For two weeks recently I got into a steady routine. At 10:30 each morning, I would sit at my kitchen table, strap three devices containing sensors to my right arm, and switch on a tablet computer. Then I would spend 20 minutes going through a series of exercises monitored by a man who popped up in a window on the screen.
The results of my endeavours will, I hope, help millions of people like me dealing with Parkinson’s disease.
My daily routine was part of a medical trial run by engineers from Imperial College and a start-up company they have founded, in collaboration with a consultant neurologist at London’s Charing Cross Hospital. Its aim – to use artificial intelligence techniques to develop a wearable device that could monitor the symptoms of Parkinson’s disease and even perhaps help to treat it.
For me that is an exciting prospect. I was diagnosed with Parkinson’s in January 2019 and the first thing I was told was that there is no cure for this disease which afflicts something like 10 million people and is the world’s fastest growing neurological condition.
There is medication to treat the symptoms but it is notoriously difficult to prescribe exactly the right dose of Sinemet and other drugs which act to replace the missing dopamine that makes someone with Parkinson’s shake or drag their foot. In my case, it was not clear to me that the drugs were working.

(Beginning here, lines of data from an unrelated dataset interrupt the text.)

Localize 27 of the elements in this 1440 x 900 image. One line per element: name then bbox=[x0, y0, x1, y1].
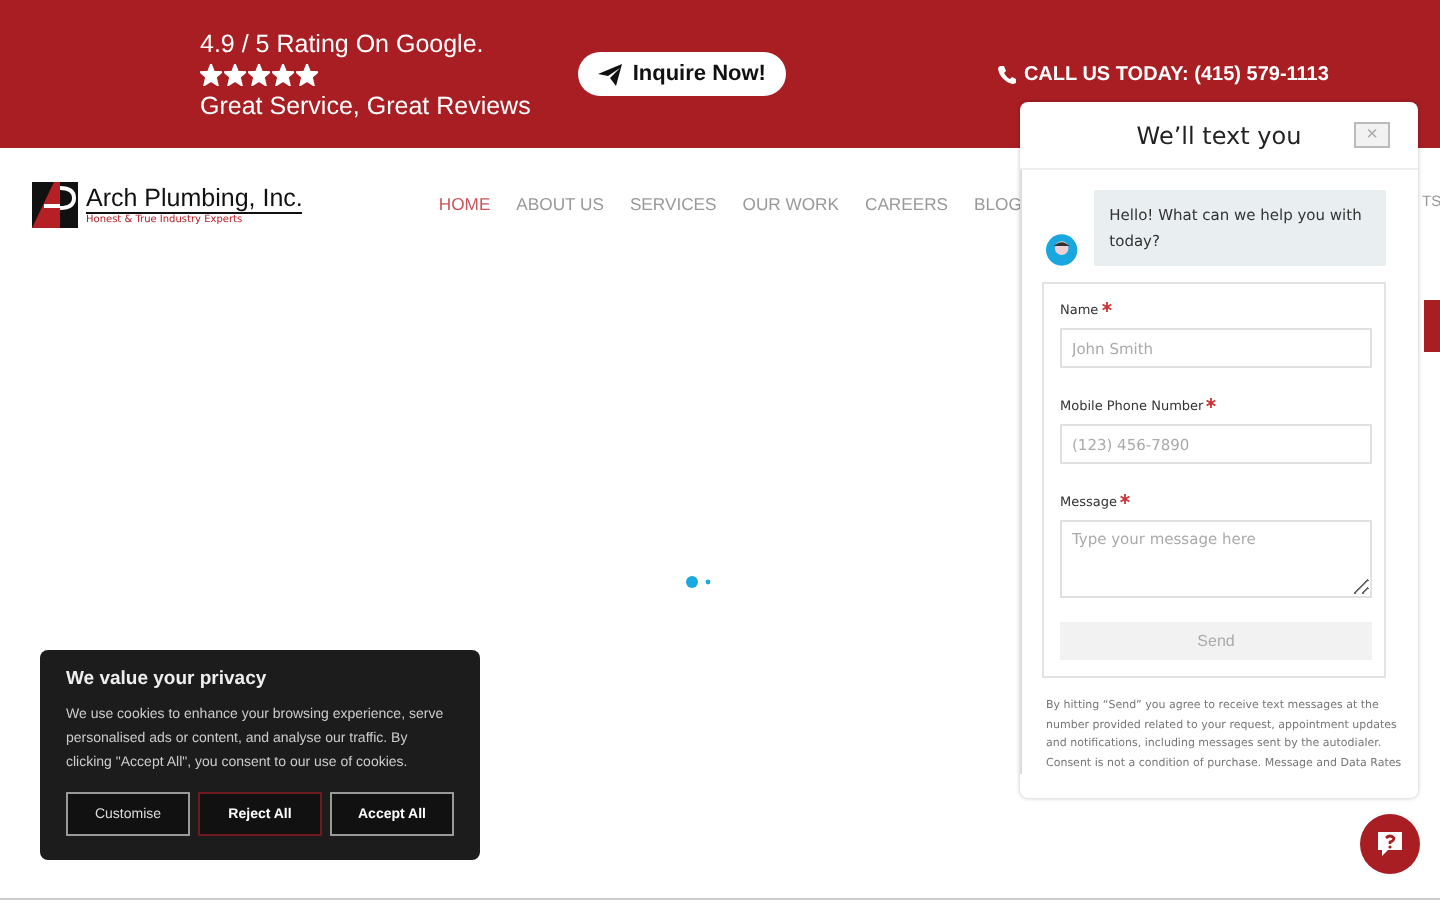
phone-text: CALL US TODAY: (415) 579-1113 bbox=[1023, 63, 1329, 85]
rating-text: 4.9 / 5 Rating On Google. bbox=[200, 29, 486, 57]
phone-icon bbox=[997, 65, 1016, 83]
chat-title: We’ll text you bbox=[1136, 121, 1302, 149]
nav-link[interactable]: SERVICES bbox=[629, 194, 717, 214]
avatar-icon bbox=[1046, 234, 1078, 266]
nav-link[interactable]: BLOG bbox=[974, 194, 1022, 214]
close-button[interactable]: × bbox=[1354, 122, 1390, 148]
paper-plane-icon bbox=[598, 63, 623, 85]
star-icon bbox=[248, 63, 270, 85]
nav-link[interactable]: ABOUT US bbox=[516, 194, 604, 214]
send-button[interactable]: Send bbox=[1060, 622, 1372, 660]
tagline-text: Great Service, Great Reviews bbox=[200, 91, 531, 119]
cookie-title: We value your privacy bbox=[66, 668, 269, 690]
star-icon bbox=[200, 63, 222, 85]
nav-link[interactable]: OUR WORK bbox=[742, 194, 839, 214]
logo-mark-icon bbox=[32, 181, 78, 227]
star-icon bbox=[224, 63, 246, 85]
chat-question-icon bbox=[1376, 830, 1404, 858]
star-icon bbox=[296, 63, 318, 85]
star-icon bbox=[272, 63, 294, 85]
nav-link[interactable]: HOME bbox=[438, 194, 491, 214]
help-button[interactable] bbox=[1360, 814, 1420, 874]
inquire-button[interactable]: Inquire Now! bbox=[578, 52, 786, 96]
loading-icon bbox=[686, 574, 714, 590]
nav-link[interactable]: CAREERS bbox=[864, 194, 949, 214]
company-name: Arch Plumbing, Inc. bbox=[86, 183, 303, 213]
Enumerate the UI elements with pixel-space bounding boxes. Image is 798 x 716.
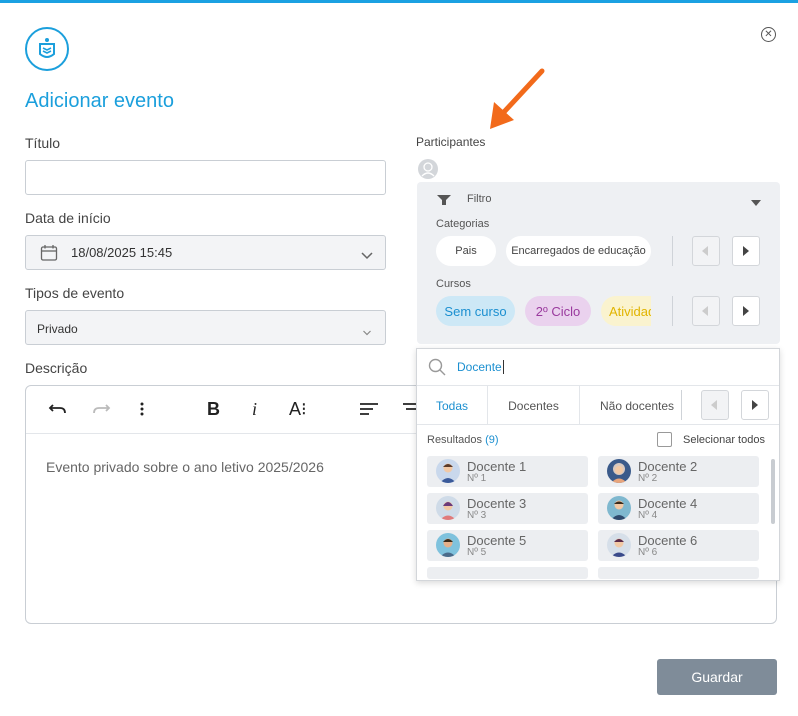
course-pill-sem-curso[interactable]: Sem curso <box>436 296 515 326</box>
select-all-checkbox[interactable] <box>657 432 672 447</box>
categorias-label: Categorias <box>436 218 490 230</box>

That is how I ended up being sent by my own consultant at St Mary’s Hospital Paddington for a second opinion from Dr Yen Tai, the neurologist at Charing Cross working with Imperial College. After he had prescribed me a new drug, we got talking about technology and how it might help in the battle against Parkinson’s. When he offered to enrol me in the Imperial trial, I leaped at the chance.
The exercises I did each morning – twisting my hand from side to side, holding it out in front of me, moving my arm up and down – were similar to what my consultant makes me do on my visits every four months. The idea is that the data recorded by the sensors and the video of the session will gradually teach the AI system how to grade symptoms in the way a human doctor does.
Neurologists use what’s called the UPDRS – the Unified Parkinson’s Disease Rating Score – to calibrate the severity of a patient’s symptoms. Earlier in the trial, other patients of Dr Tai had been assessed by him at his clinic, and his UPDRS ratings were then fed into the AI system as part of its learning data.
Ravi Vaidyanathan, reader in biomechanics at Imperial College and principal investigator for this research programme, laughed when I said the aim seemed to be to take Dr Tai’s brain and put it in the AI. “We are a few light years from being able to take what Yen’s brain can do,” he said.” But we are trying to take his diagnostic capacity into the automated system. And that’s how machine learning works.”
The Imperial team is not alone in exploring how wearable devices could be used to diagnose and monitor Parkinson’s. “Wearable sensors are quite a popular hot topic in Parkinson’s research for a number of years now,” says Dr Tai. A team at Apple, working with medical specialists, showed how the Apple Watch could be used to monitor symptoms and measure their response to medication.
But the Imperial team believes their trial goes further than any other in collecting data about all of the main Parkinson’s symptoms – stiffness of the limbs, tremor and slowness of movement.
What is exciting is what comes next. Later this year, SERG Technologies, the spinout from Imperial working to commercialise this research, hopes to have something much less clunky – “a nice, lean simple device,” says Ravi Vaidyanathan.